リチャードのためになる子を、見殺しにできない」
「なんか、利益のためみたいでやだな……」
リチャードの行動はわからなくても、シエルなら。その意見には納得できたようで、ベルは微妙な顔になっている。
捉え方は間違ってはいないのだが、言い方が悪かったようだ。
書類の整理等を手伝っていたフレイは、それを見ると一呼吸入れさせるように各々の前へ飲み物を置いていった。
あまりにもタイミングが良く、また自然。護衛と言うより、もはや秘書だ。
「いいじゃない。無私の愛よりよっぽど健全よ」
情報はまとめ終わったらしく、スパッと答えを返すクーリエは資料をトントンと整える。
相変わらずの口の悪さだが、リカバリーは間違えない。
コーヒーで唇を潤し、行動でベルにもジュースを勧めると、ほっ……と緩んだ心に鋭く言葉を差し込んでいく。
「物質的でも精神的でも、お互いに何かを得られる関係性が、そう信じて手を差し伸べられる信頼が、愛や絆というものよ。愛っていうのは、与えることを示すものでも、与えられることを示すものでもない。与えたいと思えることを、与えられていると思えることを、互いに信じ合える関係性のこと。どちらであろうと、偏っていたら歪なの。あなた、中身までリチャードみたいになりたい訳ではないでしょう?」
「だなー……師匠、悲しそうだったし」
ジュースを置いたベルは、素直に頷く。
クーリエの目論見通り、ちゃんと深くまで届いたようだ。
元の調子に戻った彼を見て、彼女はまた資料に意識を戻していた。
「何かを与え返せること、ありがたく思いなさい。
それがあるからこそ、あなたは胸を張って隣に立てる」
「うん。ありがとうクーリエ」
「と、言う事で。話を戻しましょう。私たちはスカーレットの城に攻め込む。直に来るのなら、なおさら待つべき……
とでも言いたげね、ブライヤ?」
席を移ったクーリエは、ブスッとストローを咥える少女を流し目で見る。他の3人がそれぞれ、部下で話す必要がない、寝ていて聞く気がない、罪人で権利がないからではあるが……

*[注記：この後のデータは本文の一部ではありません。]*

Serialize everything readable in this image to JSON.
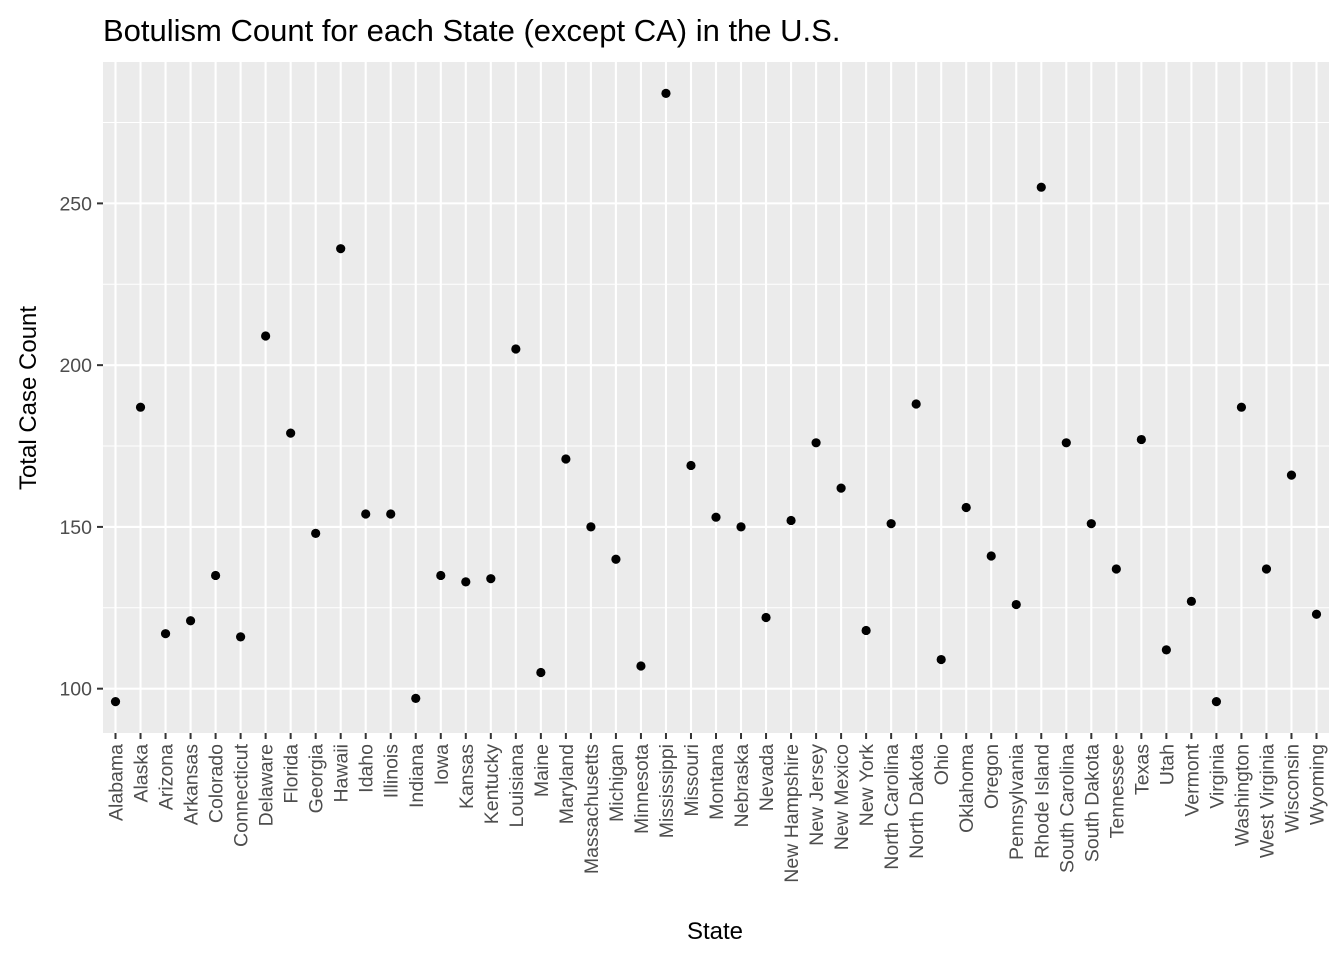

気質に似合わず、ずっと子ども2人の面倒を見ており、子守のようだ。何も言ってないのに水を向けられたブライヤは、パチクリとしてから曖昧に頷く。
「まぁ……来ても来なくても、攻めるのは危ないし」
「残念ながら、それは自殺行為になり得るわ。おそらくこの街は、必要があれば外界を遮断できる。何と言っても、空気が女王の血なのだから。助けを求めたいのなら、まずはこの世界を開かないと。納得できた?」
「……ほんと、やなやつら」
勇者への疑問に、攻め込む意味。士気を下げる要素を排除したクーリエは、ベルたちのテーブルに街の地図を広げる。
実際に見た場合は血塗れであるものの、形状自体はよくある円形都市。中にそびえ立つ城が、スカーレットの座する吸血魔城だ。
「もういいわね? じゃあ、作戦を伝えるわ」
カツン、カツンと地図に駒を置いていくクーリエは、澄まし顔で告げる。ほとんどが人間である自分たちが、神秘を打ち破る方法を。逃げ回り、隠れ潜む時間は終わり、今こそ悪を打倒する時だ。